A truck has a very interesting characteristic: when unloaded, the car shakes in a mess, and it has to be decorated with something to drive like that.

The reason behind this is that the mass ratio between the upper and lower springs has increased.

Let's go back to simplifying the model. All bouncing on the road surface is first applied to the spring-loaded part, and the bouncing on the spring-loaded part needs to be influenced by the spring and shock absorber. In a stationary state, the weight borne by the spring is the weight of the upper part of the spring, and when the spring bounces, compresses or relaxes, it will break the balance and generate excess pressure. According to Newton's second law, the pressure applied to the spring below will also be equally applied to the spring. At this point, two options are available (or both):

Firstly, increase the mass on the spring, just like loading things on a truck, by increasing the mass on the spring, the acceleration caused by the spring jumping transmitted to the upper part of the spring can be weakened. Simply put, it relies on the weight of the vehicle to suppress bouncing.

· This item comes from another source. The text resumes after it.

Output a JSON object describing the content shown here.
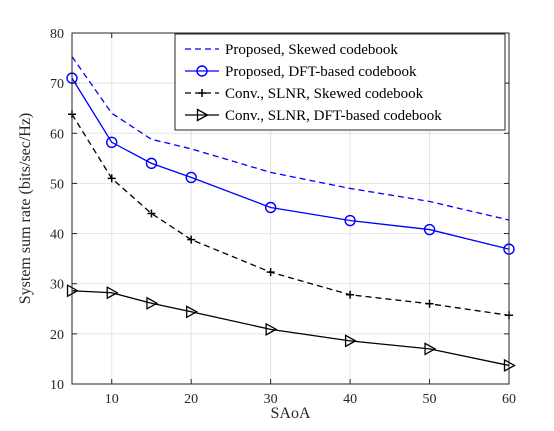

Secondly, reduce the mass under the spring and lower the rebound force required for the spring-loaded part to produce the same bounce, in order to alleviate the impact on the spring-loaded part.

Overall, the ratio of the mass on and off the spring needs to be increased.

Of course, the most ideal situation is for both the on spring and off spring mass to be reduced, but the amount of reduction under the spring is even greater than that on the spring, resulting in an overall increase in the ratio of on spring to off spring mass.

So, some people often say that when a car is heavy, it drives smoothly at high speeds. There is some truth to it, but a more accurate statement is that the mass ratio between the spring and the spring is greater, making it stable to drive.

Springs and shock absorbers that cannot be ignored

As the part that connects two large blocks and is responsible for supporting, transmitting force, and absorbing impact, the selection of springs and shock absorbers has a greater impact. The strength of springing under the spring will be fed back to the spring, which is more decided by the spring and the shock absorber the final say.

So, modification is a system engineering, and one-sided modification should be avoided.